Insulto que remete para problemas de carácter que não são despiciendos.

As sondagens dão ao candidato-presidente 60% das preferências eleitorais, o homem para todos os efeitos está, parece estar eleito, praticamente não precisaria de fazer campanha.

O que é que lhe passou pela cabeça, quando começou a atacar o seu opositor daquela maneira despropositadamente agressiva?

Doutor Cavaco, não estamos nem na Coreia do Norte, nem na China, nem em Cuba, nem no Irão. Ainda não estamos.

Quando o debate chegou ao fim, fui assaltado pela lembrança de um célebre debate televisivo.

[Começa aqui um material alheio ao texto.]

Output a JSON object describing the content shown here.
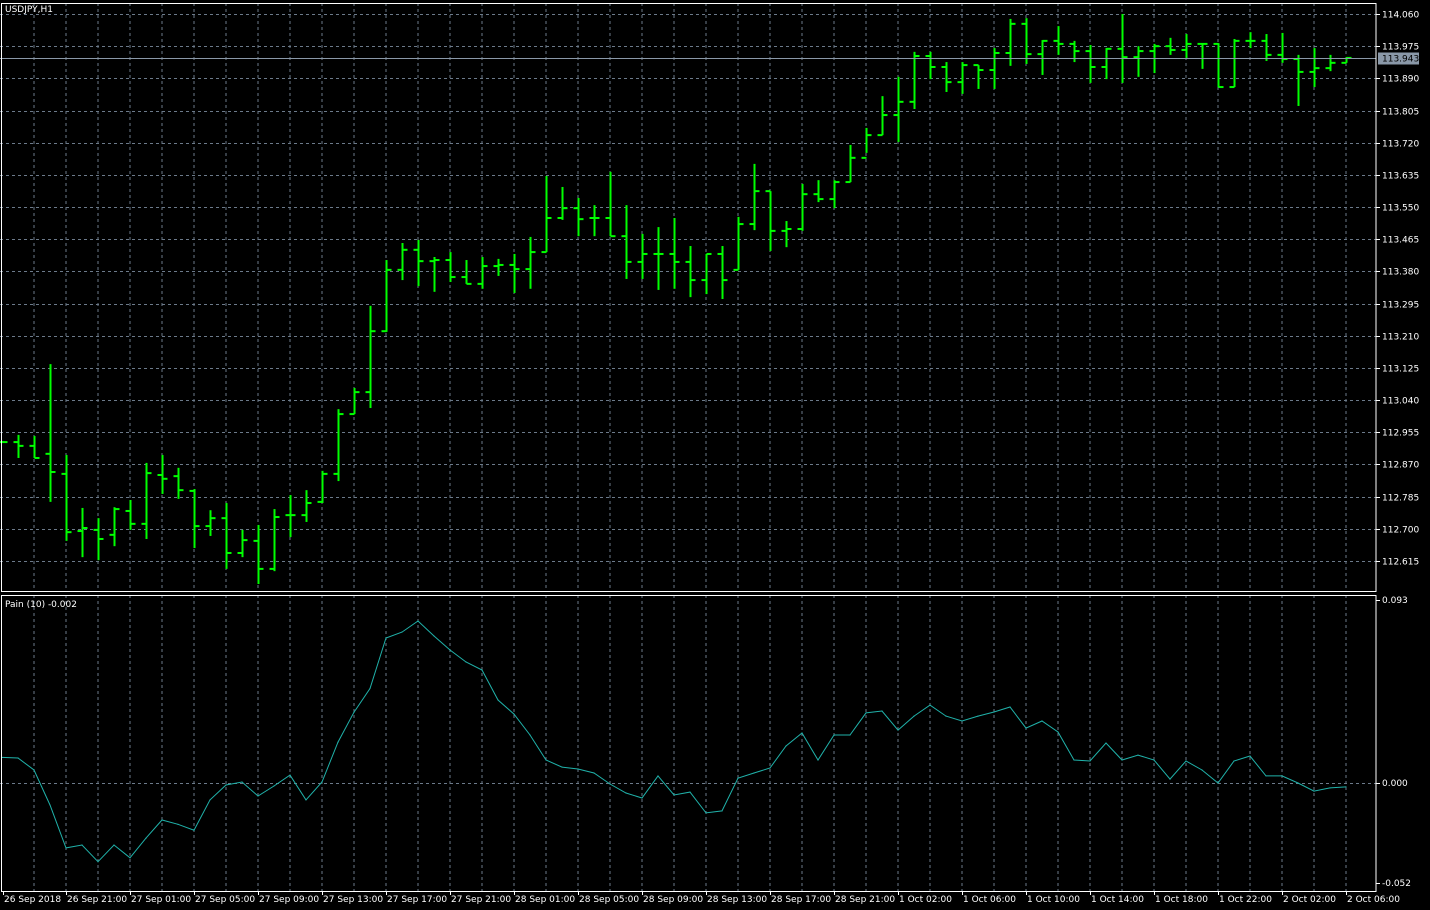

Recapitulemos, o Doutor Cavaco tem à partida tudo para ser eleito. Por mim, estava à espera de ver o homem com uma abordagem incisiva mas calma, descontraído e confiante.

Ora, o que vi foi um candidato agressivo, arrogante, quase malcriado, um candidato-presidente que não teve a humildade de responder a uma única das questões que lhe foram colocadas, um político crispado, com dificuldades de articulação e de sintaxe, alguém sem auto-controle.

Passo à frente, lembrei-me então do famoso debate em que o Dr. Cunhal observava sorridente ao Dr. Soares: “olhe que não, olhe que não, Doutor!”

Mas, nesses tempos a política e os políticos tinham estatura, tinham carácter, tinham história, falavam por si, tinham convicções, sabiam argumentar e sabiam ouvir. A política tinha a ver com ética e com arte.